For 150 years Lexington, a picturesque city nestled in Virginia’s Blue Ridge Mountains, has been known to the outside world as the final resting place of Lee, the Confederacy’s commanding general during the Civil War, and Jackson, whom Lee referred to as his “right arm.” They form the basis of a daily existence here that has long been tethered to the iconography of the Civil War and its two most famous Confederate generals, whose legacy has seeped into the town’s culture like the July humidity.

But Lexington is no longer a bastion of conservatism. It is a liberal college town of about 7,000 people that voted 60 percent for Hillary Clinton four years ago, and in 2018 gave 70 percent of its vote to the Democratic Senate candidate, Tim Kaine. Black Lives Matter signs dot the windows of downtown stores, and residents haven’t backed a Republican for president since Ronald Reagan.

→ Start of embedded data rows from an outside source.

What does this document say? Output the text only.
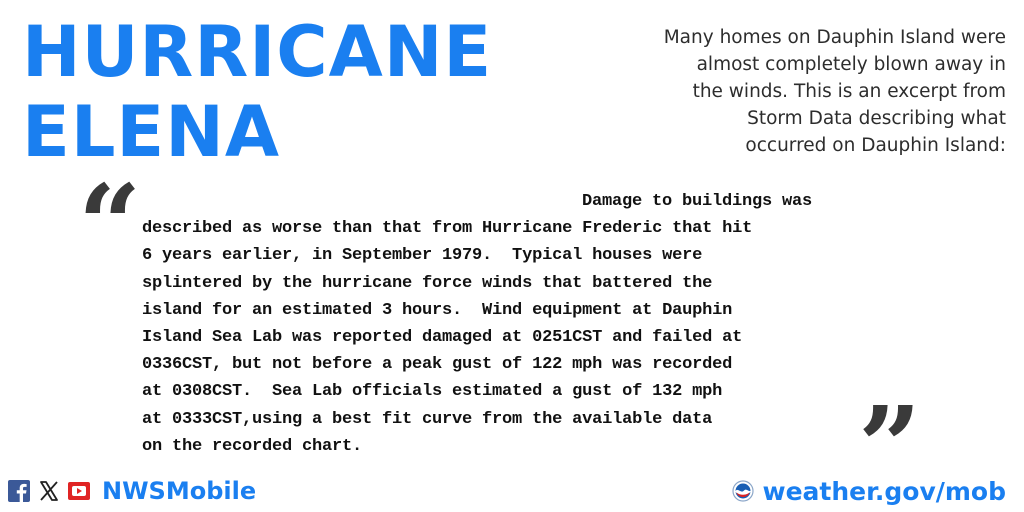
HURRICANE
ELENA
Many homes on Dauphin Island were
almost completely blown away in
the winds. This is an excerpt from
Storm Data describing what
occurred on Dauphin Island:
“	Damage to buildings was
described as worse than that from Hurricane Frederic that hit
6 years earlier, in September 1979.  Typical houses were
splintered by the hurricane force winds that battered the
island for an estimated 3 hours.  Wind equipment at Dauphin
Island Sea Lab was reported damaged at 0251CST and failed at
0336CST, but not before a peak gust of 122 mph was recorded
at 0308CST.  Sea Lab officials estimated a gust of 132 mph
at 0333CST,using a best fit curve from the available data
on the recorded chart.	”
NWSMobile	weather.gov/mob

These dueling sensibilities place Lexington at particularly delicate intersection of the national debate over Confederate monuments and emblems. As Americans protesting racial injustice have torn down statues and memorials to Confederates, the town finds itself reassessing its identity, divided between the growing imperative to eradicate symbols of slavery and decades of cultural and economic ties to the Confederates who fought to preserve it.

“When you’re surrounded by all of the symbols, it just is a way of life,” said Marylin Alexander, 67, the lone Black member of the City Council. “It was not until recently that there was a realization for me that there was such an outcry from the community, that felt these symbols and signs needed to come down or be changed.”

City Council meetings in July have been almost entirely devoted to the question of the city-owned cemetery named for Jackson; one session lasted five hours, ending with a unanimous after-midnight vote to remove signs bearing Jackson’s name. A second meeting began with pleas from residents to put the signs back up. The council plans a session on Friday to discuss new names, with a vote possible in September.